Le retournement britannique
Les modèles politiques et économiques d’encadrement de l’électricité au Royaume-Uni et au Québec sont aux antipodes. Alors que les infrastructures de production et de distribution d’électricité sont majoritairement de propriété publique au Québec, leur pendant britannique est aujourd’hui presque totalement sous contrôle privé. C’est à partir des années 1980 et sous l’impulsion du gouvernement de Margaret Thatcher que les infrastructures électrique et gazière du pays ont été graduellement vendues à des entreprises privées. Avant cette victoire de l’idéologie néolibérale, les équipements de production et de distribution d’électricité étaient sous contrôle public depuis la fin de la Deuxième guerre mondiale, suite à la politique économique de nationalisation du gouvernement travailliste.
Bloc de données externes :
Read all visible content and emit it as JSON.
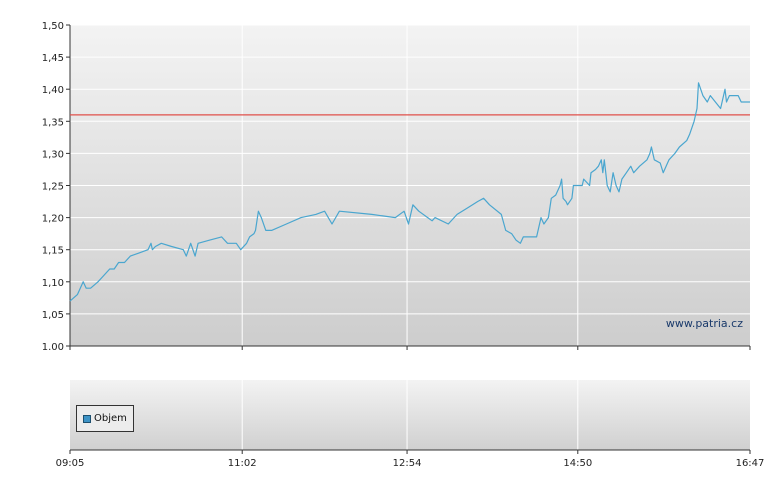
{
  "chart_data": [
    {
      "type": "line",
      "ylim": [
        1.0,
        1.5
      ],
      "yticks": [
        "1.00",
        "1,05",
        "1,10",
        "1,15",
        "1,20",
        "1,25",
        "1,30",
        "1,35",
        "1,40",
        "1,45",
        "1,50"
      ],
      "xticks": [
        "09:05",
        "11:02",
        "12:54",
        "14:50",
        "16:47"
      ],
      "grid": true,
      "watermark": "www.patria.cz",
      "reference_line": {
        "value": 1.36,
        "color": "#e0514a"
      },
      "series": [
        {
          "color": "#4aa6cf",
          "points": [
            [
              "09:05",
              1.07
            ],
            [
              "09:10",
              1.08
            ],
            [
              "09:14",
              1.1
            ],
            [
              "09:16",
              1.09
            ],
            [
              "09:19",
              1.09
            ],
            [
              "09:24",
              1.1
            ],
            [
              "09:28",
              1.11
            ],
            [
              "09:32",
              1.12
            ],
            [
              "09:35",
              1.12
            ],
            [
              "09:38",
              1.13
            ],
            [
              "09:42",
              1.13
            ],
            [
              "09:46",
              1.14
            ],
            [
              "09:52",
              1.145
            ],
            [
              "09:58",
              1.15
            ],
            [
              "10:00",
              1.16
            ],
            [
              "10:01",
              1.15
            ],
            [
              "10:03",
              1.155
            ],
            [
              "10:07",
              1.16
            ],
            [
              "10:14",
              1.155
            ],
            [
              "10:22",
              1.15
            ],
            [
              "10:24",
              1.14
            ],
            [
              "10:27",
              1.16
            ],
            [
              "10:30",
              1.14
            ],
            [
              "10:32",
              1.16
            ],
            [
              "10:40",
              1.165
            ],
            [
              "10:48",
              1.17
            ],
            [
              "10:52",
              1.16
            ],
            [
              "10:58",
              1.16
            ],
            [
              "11:01",
              1.15
            ],
            [
              "11:05",
              1.16
            ],
            [
              "11:07",
              1.17
            ],
            [
              "11:10",
              1.175
            ],
            [
              "11:11",
              1.18
            ],
            [
              "11:13",
              1.21
            ],
            [
              "11:15",
              1.2
            ],
            [
              "11:18",
              1.18
            ],
            [
              "11:22",
              1.18
            ],
            [
              "11:32",
              1.19
            ],
            [
              "11:42",
              1.2
            ],
            [
              "11:52",
              1.205
            ],
            [
              "11:58",
              1.21
            ],
            [
              "12:03",
              1.19
            ],
            [
              "12:08",
              1.21
            ],
            [
              "12:30",
              1.205
            ],
            [
              "12:46",
              1.2
            ],
            [
              "12:52",
              1.21
            ],
            [
              "12:55",
              1.19
            ],
            [
              "12:58",
              1.22
            ],
            [
              "13:02",
              1.21
            ],
            [
              "13:08",
              1.2
            ],
            [
              "13:11",
              1.195
            ],
            [
              "13:13",
              1.2
            ],
            [
              "13:22",
              1.19
            ],
            [
              "13:28",
              1.205
            ],
            [
              "13:35",
              1.215
            ],
            [
              "13:42",
              1.225
            ],
            [
              "13:46",
              1.23
            ],
            [
              "13:50",
              1.22
            ],
            [
              "13:58",
              1.205
            ],
            [
              "14:01",
              1.18
            ],
            [
              "14:05",
              1.175
            ],
            [
              "14:08",
              1.165
            ],
            [
              "14:11",
              1.16
            ],
            [
              "14:13",
              1.17
            ],
            [
              "14:22",
              1.17
            ],
            [
              "14:25",
              1.2
            ],
            [
              "14:27",
              1.19
            ],
            [
              "14:30",
              1.2
            ],
            [
              "14:32",
              1.23
            ],
            [
              "14:35",
              1.235
            ],
            [
              "14:38",
              1.25
            ],
            [
              "14:39",
              1.26
            ],
            [
              "14:40",
              1.23
            ],
            [
              "14:42",
              1.225
            ],
            [
              "14:43",
              1.22
            ],
            [
              "14:46",
              1.23
            ],
            [
              "14:47",
              1.25
            ],
            [
              "14:53",
              1.25
            ],
            [
              "14:54",
              1.26
            ],
            [
              "14:58",
              1.25
            ],
            [
              "14:59",
              1.27
            ],
            [
              "15:02",
              1.275
            ],
            [
              "15:04",
              1.28
            ],
            [
              "15:06",
              1.29
            ],
            [
              "15:07",
              1.27
            ],
            [
              "15:08",
              1.29
            ],
            [
              "15:10",
              1.25
            ],
            [
              "15:12",
              1.24
            ],
            [
              "15:14",
              1.27
            ],
            [
              "15:16",
              1.25
            ],
            [
              "15:18",
              1.24
            ],
            [
              "15:20",
              1.26
            ],
            [
              "15:23",
              1.27
            ],
            [
              "15:26",
              1.28
            ],
            [
              "15:28",
              1.27
            ],
            [
              "15:32",
              1.28
            ],
            [
              "15:37",
              1.29
            ],
            [
              "15:39",
              1.3
            ],
            [
              "15:40",
              1.31
            ],
            [
              "15:42",
              1.29
            ],
            [
              "15:46",
              1.285
            ],
            [
              "15:48",
              1.27
            ],
            [
              "15:50",
              1.28
            ],
            [
              "15:52",
              1.29
            ],
            [
              "15:56",
              1.3
            ],
            [
              "15:59",
              1.31
            ],
            [
              "16:04",
              1.32
            ],
            [
              "16:06",
              1.33
            ],
            [
              "16:09",
              1.35
            ],
            [
              "16:11",
              1.37
            ],
            [
              "16:12",
              1.41
            ],
            [
              "16:15",
              1.39
            ],
            [
              "16:18",
              1.38
            ],
            [
              "16:20",
              1.39
            ],
            [
              "16:27",
              1.37
            ],
            [
              "16:30",
              1.4
            ],
            [
              "16:31",
              1.38
            ],
            [
              "16:33",
              1.39
            ],
            [
              "16:39",
              1.39
            ],
            [
              "16:41",
              1.38
            ],
            [
              "16:47",
              1.38
            ]
          ]
        }
      ]
    },
    {
      "type": "bar",
      "legend": [
        {
          "label": "Objem",
          "color": "#3d93c6"
        }
      ],
      "legend_placement": "bottom-left",
      "series": []
    }
  ]
}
Ces jours-ci, le gouvernement du Labour Party met en œuvre une politique introduite par le gouvernement conservateur qui l’a précédé et qui prévoit le rachat public de l’opérateur national de distribution d’électricité pour une somme de 1 milliard $. Bien que la majorité des infrastructures de production et de distribution demeure la propriété d’entreprises privées, il semble que tant le gouvernement conservateur que l’actuelle administration travailliste aient décidé d’entamer une rupture avec le legs néolibéral du thatchérisme.
La justification de ce retournement repose sur l’exigence de la transition énergétique et de décarbonation de la société britannique. Le gouvernement anglais estime que ce défi ne peut être relevé que par une instance publique de planification de l’énergie et que la multitude d’entités privées fait obstacle à la planification de la décarbonation.
Le retournement québécois
Il existe déjà un secteur privé de l’électricité au Québec, où environ 17% de l’électricité produite est de source privée. Avec le PL69, un pas supplémentaire serait franchi en brisant le monopole de distribution de l’électricité détenu par Hydro-Québec. Les deux schémas suivants illustrent les changements envisagés, synonymes de libéralisation du commerce de l’électricité par le développement d’un marché de gré à gré. Le premier schéma montre le modèle actuel, tandis que le second présente le modèle proposé par le PL69.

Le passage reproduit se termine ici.